We just had this discussion on one of our neighborhood listserves. In the City, they have a 50/50 program where a homeowner only pays for 50% of the cost of repair. That’s a big bundle of help to repair those cracked, shifted pads. However it is up to the owner to make the request and pay for their share. Usually they are not cited unless they have collapsed, buckled more than a few inches, etc. Having said that though, it is the owners responsibility to take care of the shrubs overhanging, encroaching on the sidewalks…even though the owner owns the house side, and the other side of the sidewalk is owned by the city (tree lawns they call them). The City will come and trim large, heavy branches or remove dead growth/trees, but the small stuff is homeowner responsibility. Some neighbors have trimmed other’s growth as a niceity, others have called the Citzens Service Bureau (for a particularly unresponsive owner), and still others have taken to trimming trees in the dark because the homeowner wont.
It’s an on-going battle
But what this indicates is it isn’t so much any City’s fault…..but the homeowner and how little they value/appreciate/like (whatever word you care to use) the pedestrian, much less those with strollers, walkers, mobile chairs…..and that folks leads to Steve’s non-profit…..If a homeowner doesn’t take care of their sidewalk…how much do you think they walk, bus, or bike it? I’m willing to bet a tiny, tiny percentage.

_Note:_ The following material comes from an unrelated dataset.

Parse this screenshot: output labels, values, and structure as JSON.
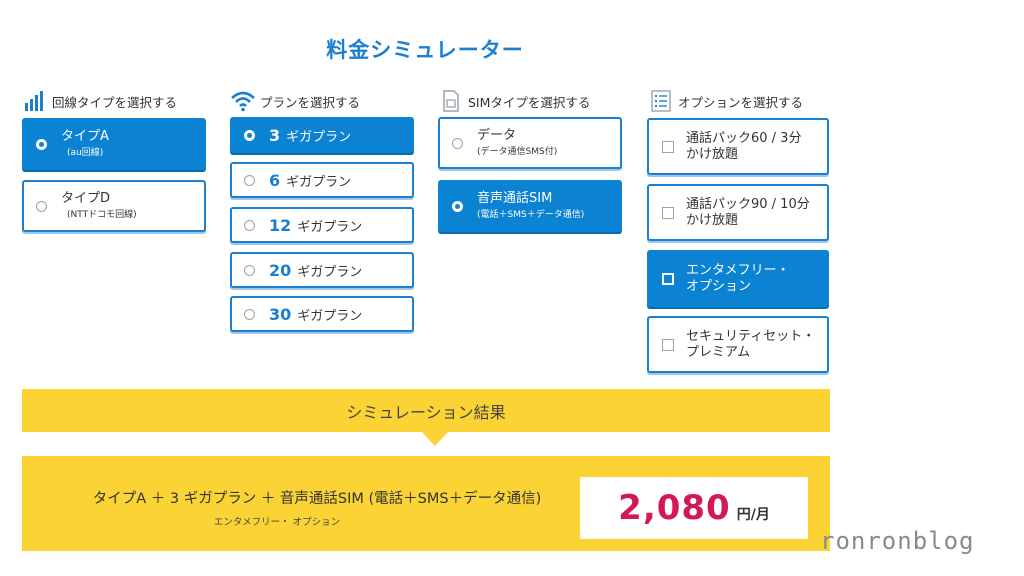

Figure out why these people don’t/won’t and you’ll see increased walking/bikiing/ and even neighborliness!
though i am able bodied, at 6’4″, i concur. if you have a tree planted in the lawn between sidewalk/street in front of your house, it is your responsibility to keep it trimmed so that i can walk down the sidewalk without ducking(and also so a reasonably sized car can pull up to the curb without scratching their paint job).
The city should just cut it and send a $200 bill to the homeowner. I keep my trees trimmed and do so for an elderly neighbor. No excuse for blocking public right-of-way.